Mesmo atarefada e sem muito tempo para se concentrar, por instantes, pareço sentir teu cheiro. É como se qualquer brisa que passasse por mim, trouxesse consigo aquele perfume.

Um cheiro sem igual, ou comum a muitos por ai. Mas sem dúvidas, especial.

Paro, respiro, me limito em pensar sobre. Na verdade, até penso ser ilusão os sentidos. Ou então, que fora a única forma de visitar-me, se não em pensamentos. Como os meus, perdidos pelos teus.

Volto a colocar os pés sobre o chão... E sem mesmo entender, sigo. Pois já não sei ao certo o que se passa por aqui.

_calar-se por poupar palavras _

Não compreendo ao certo qual seria minha reação. São inúmeros pensamentos e oscilações.

Não saber o que falar por querer falar demais. Ou calar-se por poupar palavras que podem ser ditas através dos olhos, brilhantes, como são os meus quando olham para os seus.

Oportunidades desperdiçadas. Estilhaços, e agora tudo esta ao longe.

De tão estranho e incerto, passou pouco tempo, suficiente para mudar metade do meu mundo. Que agora implora pelo seu.




(o que a falta do que fazer não faz com quem passa um monótono domingo frente a um computador?)

_tardia a consciência_

Pois quando penso que tudo se encaminha na direção correta, me vem uma avalanche de pensamentos que desnorteiam todos os rumos já tomados.

E numa constante, esse vai e vem sempre chega nas horas incrédulas, onde não acreditas mais em nada. E quando dá conta, percebe que não há volta. Estavas totalmente presa ao novo.

Como lição aprende a nunca duvidar ou recusar sentimentos. Afinal, sempre podes ser tardia a consciência de que tudo pode valer a pena. Basta tentar

_os minutos correm_

Ouço músicas. Olho ao redor. E meus olhos, mesmo pesados, insistem em piscar.

Faltam palavras para digitar. E enquanto isso, os minutos correm. O que acaba por me deixar angustiada por não aproveitá-los de melhor maneira.

Preciso de mudanças. Começando pela rotina.

_mais utilidade, talvez_

Pois é. Digo que a falta de tempo anda me deixando esquecida até mesmo deste. De meus pensamentos. Das minhas ilusões e meus escritos.

Esse blog, onde transcrevo minhas criações e misturas entre real e imaginado, é por vezes, refúgio. E de tempos em tempos, me pego recordando das estórias contadas.

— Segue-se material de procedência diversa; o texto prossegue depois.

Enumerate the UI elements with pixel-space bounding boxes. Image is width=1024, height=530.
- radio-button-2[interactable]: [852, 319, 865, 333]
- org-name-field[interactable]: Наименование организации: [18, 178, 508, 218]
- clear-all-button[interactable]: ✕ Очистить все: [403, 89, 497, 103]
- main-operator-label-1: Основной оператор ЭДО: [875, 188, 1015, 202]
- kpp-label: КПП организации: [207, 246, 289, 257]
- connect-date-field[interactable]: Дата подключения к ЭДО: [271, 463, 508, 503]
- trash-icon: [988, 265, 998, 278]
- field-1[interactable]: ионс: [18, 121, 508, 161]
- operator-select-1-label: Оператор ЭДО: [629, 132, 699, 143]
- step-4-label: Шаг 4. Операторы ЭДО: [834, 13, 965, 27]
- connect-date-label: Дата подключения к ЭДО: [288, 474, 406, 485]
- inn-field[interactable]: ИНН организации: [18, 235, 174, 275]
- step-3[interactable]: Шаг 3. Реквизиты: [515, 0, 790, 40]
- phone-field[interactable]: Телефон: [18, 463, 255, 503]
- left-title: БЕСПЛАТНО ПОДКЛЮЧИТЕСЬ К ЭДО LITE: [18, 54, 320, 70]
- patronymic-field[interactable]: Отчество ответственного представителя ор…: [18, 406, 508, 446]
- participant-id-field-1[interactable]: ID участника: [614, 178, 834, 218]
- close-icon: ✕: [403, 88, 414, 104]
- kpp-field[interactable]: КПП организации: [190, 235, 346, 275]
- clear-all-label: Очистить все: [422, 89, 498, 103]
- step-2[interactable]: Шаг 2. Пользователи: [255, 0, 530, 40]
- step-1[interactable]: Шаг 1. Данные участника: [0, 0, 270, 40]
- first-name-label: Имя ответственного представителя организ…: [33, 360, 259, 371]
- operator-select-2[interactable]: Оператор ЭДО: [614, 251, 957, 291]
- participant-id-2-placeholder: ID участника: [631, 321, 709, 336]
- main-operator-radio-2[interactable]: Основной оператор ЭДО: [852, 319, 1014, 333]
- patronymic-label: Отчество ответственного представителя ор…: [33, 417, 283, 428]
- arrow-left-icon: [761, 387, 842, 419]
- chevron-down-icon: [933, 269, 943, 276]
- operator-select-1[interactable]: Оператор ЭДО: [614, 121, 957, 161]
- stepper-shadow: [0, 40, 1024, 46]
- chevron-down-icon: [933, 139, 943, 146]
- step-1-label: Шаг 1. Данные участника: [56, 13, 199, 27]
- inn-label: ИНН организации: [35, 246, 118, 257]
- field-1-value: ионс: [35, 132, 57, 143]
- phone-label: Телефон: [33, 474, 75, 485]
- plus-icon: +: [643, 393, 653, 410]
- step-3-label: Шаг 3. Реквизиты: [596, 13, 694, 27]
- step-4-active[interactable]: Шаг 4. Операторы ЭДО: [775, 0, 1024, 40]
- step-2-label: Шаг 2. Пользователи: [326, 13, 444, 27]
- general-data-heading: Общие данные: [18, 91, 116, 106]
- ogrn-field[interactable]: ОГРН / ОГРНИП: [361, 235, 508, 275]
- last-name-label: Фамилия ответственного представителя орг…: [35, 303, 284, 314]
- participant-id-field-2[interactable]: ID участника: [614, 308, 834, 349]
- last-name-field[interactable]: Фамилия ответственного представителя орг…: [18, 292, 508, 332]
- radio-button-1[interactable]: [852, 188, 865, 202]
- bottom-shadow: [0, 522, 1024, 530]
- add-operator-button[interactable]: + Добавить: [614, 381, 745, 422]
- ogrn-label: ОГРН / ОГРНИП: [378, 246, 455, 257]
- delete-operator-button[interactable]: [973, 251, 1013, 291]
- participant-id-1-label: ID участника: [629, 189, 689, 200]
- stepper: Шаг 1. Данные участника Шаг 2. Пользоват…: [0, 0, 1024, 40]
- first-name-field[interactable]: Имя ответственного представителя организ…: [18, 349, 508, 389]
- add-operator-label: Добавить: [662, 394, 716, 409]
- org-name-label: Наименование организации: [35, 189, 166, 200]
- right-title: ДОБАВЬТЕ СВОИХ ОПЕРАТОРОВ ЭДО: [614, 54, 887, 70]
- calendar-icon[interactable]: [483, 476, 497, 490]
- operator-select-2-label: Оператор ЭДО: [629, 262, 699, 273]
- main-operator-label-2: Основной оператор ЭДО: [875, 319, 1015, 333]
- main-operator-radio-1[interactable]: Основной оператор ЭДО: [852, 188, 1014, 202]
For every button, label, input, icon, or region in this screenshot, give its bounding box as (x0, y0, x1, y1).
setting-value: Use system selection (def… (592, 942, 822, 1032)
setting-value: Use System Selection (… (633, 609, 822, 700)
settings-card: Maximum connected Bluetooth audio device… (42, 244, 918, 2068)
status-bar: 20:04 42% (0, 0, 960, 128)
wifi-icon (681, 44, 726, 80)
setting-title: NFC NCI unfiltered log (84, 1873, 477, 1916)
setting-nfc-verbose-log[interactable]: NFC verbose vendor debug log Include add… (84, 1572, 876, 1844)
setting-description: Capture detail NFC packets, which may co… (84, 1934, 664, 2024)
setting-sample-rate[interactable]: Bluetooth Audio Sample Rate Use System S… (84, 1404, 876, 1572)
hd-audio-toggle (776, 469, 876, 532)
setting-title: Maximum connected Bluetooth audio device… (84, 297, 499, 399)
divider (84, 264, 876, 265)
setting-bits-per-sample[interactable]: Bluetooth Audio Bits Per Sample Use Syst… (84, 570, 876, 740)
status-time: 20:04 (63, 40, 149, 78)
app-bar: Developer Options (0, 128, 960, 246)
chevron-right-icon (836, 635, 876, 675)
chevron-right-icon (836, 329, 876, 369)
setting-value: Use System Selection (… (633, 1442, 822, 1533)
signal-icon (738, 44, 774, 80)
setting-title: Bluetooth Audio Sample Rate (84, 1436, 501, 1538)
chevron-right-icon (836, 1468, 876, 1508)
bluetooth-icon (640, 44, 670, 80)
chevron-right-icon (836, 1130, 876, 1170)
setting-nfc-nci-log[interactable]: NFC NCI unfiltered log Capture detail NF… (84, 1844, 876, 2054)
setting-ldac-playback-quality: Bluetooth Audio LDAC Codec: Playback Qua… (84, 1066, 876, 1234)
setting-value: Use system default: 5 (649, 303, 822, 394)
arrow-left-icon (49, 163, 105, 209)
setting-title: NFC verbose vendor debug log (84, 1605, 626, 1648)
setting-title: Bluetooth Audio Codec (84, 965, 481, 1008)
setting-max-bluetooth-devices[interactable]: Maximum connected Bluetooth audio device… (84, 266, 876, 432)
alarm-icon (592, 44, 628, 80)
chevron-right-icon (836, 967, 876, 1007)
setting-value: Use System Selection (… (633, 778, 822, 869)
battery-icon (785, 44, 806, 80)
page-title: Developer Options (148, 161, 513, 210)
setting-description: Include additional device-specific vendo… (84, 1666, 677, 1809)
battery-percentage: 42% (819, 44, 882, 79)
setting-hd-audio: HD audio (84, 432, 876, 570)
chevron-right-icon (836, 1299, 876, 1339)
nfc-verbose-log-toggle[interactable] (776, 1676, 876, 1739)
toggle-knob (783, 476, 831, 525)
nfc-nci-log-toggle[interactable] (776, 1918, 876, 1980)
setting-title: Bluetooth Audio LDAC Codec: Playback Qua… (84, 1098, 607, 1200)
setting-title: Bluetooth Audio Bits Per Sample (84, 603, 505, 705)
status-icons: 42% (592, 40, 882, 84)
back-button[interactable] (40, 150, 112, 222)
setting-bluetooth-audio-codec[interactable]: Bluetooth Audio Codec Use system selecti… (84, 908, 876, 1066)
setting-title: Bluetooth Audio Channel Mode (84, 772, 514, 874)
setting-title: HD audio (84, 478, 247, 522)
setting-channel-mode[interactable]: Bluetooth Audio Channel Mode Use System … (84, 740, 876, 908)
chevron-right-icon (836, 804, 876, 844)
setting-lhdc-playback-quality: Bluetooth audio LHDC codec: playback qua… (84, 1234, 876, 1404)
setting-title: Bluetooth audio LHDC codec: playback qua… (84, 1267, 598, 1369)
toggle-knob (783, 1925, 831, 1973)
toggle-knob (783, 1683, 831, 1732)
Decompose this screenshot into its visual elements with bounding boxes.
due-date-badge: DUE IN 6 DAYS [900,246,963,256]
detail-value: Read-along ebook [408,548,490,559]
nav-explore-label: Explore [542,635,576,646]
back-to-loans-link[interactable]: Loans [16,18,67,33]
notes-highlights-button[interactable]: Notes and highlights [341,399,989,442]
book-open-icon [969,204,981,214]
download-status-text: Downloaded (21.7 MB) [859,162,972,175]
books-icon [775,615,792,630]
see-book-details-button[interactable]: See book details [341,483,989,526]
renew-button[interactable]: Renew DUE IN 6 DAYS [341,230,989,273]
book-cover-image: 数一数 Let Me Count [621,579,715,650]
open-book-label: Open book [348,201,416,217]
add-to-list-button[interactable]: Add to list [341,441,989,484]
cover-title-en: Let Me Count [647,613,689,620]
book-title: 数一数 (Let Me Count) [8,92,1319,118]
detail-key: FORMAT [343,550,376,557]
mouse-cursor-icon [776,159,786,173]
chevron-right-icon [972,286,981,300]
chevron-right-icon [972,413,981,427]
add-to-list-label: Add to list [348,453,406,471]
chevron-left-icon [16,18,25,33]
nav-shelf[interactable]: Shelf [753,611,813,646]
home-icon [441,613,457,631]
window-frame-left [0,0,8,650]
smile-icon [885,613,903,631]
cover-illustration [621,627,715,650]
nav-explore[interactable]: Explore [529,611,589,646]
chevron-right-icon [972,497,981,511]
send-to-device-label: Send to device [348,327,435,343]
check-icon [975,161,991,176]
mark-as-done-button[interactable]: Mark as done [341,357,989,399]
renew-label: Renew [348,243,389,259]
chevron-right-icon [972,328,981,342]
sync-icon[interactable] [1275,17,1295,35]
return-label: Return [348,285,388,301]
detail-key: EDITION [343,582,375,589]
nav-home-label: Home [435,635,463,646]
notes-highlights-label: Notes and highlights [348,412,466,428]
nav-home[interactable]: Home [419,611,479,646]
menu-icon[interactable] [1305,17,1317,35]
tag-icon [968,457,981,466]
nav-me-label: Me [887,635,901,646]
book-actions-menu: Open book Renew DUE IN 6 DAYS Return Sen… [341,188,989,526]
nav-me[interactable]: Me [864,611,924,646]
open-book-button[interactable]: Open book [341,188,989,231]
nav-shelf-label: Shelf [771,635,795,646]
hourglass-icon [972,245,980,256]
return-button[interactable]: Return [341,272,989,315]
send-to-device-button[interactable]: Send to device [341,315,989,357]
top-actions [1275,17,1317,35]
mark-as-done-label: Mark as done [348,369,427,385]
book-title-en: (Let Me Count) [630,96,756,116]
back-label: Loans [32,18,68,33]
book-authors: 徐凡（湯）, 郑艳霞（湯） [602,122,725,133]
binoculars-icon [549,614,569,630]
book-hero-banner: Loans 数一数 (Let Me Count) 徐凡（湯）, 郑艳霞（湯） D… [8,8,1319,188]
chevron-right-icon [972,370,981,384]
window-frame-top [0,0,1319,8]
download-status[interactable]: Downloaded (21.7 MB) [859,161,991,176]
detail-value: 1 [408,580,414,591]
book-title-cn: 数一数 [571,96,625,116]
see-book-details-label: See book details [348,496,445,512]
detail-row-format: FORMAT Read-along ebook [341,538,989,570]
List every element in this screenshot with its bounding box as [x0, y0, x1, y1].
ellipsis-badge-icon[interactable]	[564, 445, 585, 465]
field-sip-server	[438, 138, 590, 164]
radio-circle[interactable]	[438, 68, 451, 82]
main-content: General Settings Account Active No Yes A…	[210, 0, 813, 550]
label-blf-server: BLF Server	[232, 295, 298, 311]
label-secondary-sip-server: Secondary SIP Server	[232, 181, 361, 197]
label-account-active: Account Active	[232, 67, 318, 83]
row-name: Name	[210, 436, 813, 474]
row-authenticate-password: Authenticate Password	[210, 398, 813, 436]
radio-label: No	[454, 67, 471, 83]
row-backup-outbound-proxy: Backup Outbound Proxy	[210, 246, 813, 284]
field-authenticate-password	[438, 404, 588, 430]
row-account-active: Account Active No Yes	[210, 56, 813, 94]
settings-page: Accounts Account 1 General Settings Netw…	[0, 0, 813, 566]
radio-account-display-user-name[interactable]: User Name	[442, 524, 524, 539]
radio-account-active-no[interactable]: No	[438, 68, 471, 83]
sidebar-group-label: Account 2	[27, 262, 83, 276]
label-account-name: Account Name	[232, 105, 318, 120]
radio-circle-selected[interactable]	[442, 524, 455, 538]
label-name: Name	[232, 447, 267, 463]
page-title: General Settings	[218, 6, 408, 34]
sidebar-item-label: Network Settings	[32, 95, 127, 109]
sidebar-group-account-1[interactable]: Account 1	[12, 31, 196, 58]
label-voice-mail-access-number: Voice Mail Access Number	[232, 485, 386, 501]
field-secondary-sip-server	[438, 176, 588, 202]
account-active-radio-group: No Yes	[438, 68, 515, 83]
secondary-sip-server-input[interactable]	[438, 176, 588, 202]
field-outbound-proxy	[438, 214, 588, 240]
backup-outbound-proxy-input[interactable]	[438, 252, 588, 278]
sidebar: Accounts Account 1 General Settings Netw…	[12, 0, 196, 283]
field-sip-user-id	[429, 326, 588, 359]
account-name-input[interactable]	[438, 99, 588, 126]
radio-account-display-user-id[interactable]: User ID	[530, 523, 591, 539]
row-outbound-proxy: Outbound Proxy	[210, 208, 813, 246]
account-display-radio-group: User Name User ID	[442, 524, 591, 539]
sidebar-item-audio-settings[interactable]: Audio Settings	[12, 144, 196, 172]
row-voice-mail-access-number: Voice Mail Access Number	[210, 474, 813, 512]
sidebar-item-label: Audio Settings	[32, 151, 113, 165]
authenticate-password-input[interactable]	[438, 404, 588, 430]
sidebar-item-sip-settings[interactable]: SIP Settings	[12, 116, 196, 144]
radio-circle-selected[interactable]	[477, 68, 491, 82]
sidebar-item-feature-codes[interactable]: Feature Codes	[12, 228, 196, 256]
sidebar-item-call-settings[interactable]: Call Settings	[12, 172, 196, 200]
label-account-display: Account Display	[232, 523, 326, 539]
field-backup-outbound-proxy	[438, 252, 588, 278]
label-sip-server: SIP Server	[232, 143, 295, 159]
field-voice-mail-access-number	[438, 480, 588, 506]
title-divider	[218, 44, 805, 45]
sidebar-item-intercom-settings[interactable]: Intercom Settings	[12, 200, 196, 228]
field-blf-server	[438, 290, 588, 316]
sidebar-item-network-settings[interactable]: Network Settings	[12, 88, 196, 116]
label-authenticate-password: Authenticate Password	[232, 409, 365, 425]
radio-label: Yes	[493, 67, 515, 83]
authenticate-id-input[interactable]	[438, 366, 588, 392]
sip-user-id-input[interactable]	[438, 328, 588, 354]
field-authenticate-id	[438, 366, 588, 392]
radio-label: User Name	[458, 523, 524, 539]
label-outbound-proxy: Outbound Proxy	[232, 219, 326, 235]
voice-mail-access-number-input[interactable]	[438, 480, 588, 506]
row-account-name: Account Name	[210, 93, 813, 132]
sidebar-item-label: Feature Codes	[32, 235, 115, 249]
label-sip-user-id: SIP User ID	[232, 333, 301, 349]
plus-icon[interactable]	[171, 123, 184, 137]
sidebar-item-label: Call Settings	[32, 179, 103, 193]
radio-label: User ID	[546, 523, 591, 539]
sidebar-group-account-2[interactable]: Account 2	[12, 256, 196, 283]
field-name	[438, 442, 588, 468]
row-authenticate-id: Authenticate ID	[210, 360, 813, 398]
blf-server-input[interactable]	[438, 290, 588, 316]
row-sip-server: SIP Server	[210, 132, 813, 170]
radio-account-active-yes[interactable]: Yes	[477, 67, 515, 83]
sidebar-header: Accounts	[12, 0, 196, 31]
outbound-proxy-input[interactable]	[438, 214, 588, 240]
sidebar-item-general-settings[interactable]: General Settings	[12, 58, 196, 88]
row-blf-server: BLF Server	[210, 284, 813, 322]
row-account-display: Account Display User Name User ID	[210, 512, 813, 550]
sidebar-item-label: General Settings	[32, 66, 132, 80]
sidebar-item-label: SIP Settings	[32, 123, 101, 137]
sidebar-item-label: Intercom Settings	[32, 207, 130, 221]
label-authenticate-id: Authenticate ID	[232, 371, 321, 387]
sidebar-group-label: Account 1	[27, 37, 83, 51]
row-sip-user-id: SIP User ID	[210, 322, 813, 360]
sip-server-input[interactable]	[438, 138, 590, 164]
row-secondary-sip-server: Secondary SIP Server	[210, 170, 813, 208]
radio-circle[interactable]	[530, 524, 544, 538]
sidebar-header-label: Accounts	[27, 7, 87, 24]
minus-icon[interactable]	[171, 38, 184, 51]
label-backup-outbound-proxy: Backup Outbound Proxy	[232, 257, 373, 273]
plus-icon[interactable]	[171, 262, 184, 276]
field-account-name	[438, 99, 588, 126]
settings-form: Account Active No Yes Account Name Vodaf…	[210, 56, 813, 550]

Na realidade faz-me necessário escrever por outras bandas. Novos tipos de texto, outras fundamentações. E talvez intenções. Vontade não me falta.

Contudo, ainda é bloqueada a criatividade para tal. Como uma redoma que não me deixa escapar novos rumos, ou outros tipos de palavras. Das quais não sejam vagas, falando por entrelinhas de sentimentos abafados, ou qualquer coisa que seja.

Sinto sede de novidades. De descobertas. De novos meios. De mais utilidade, talvez.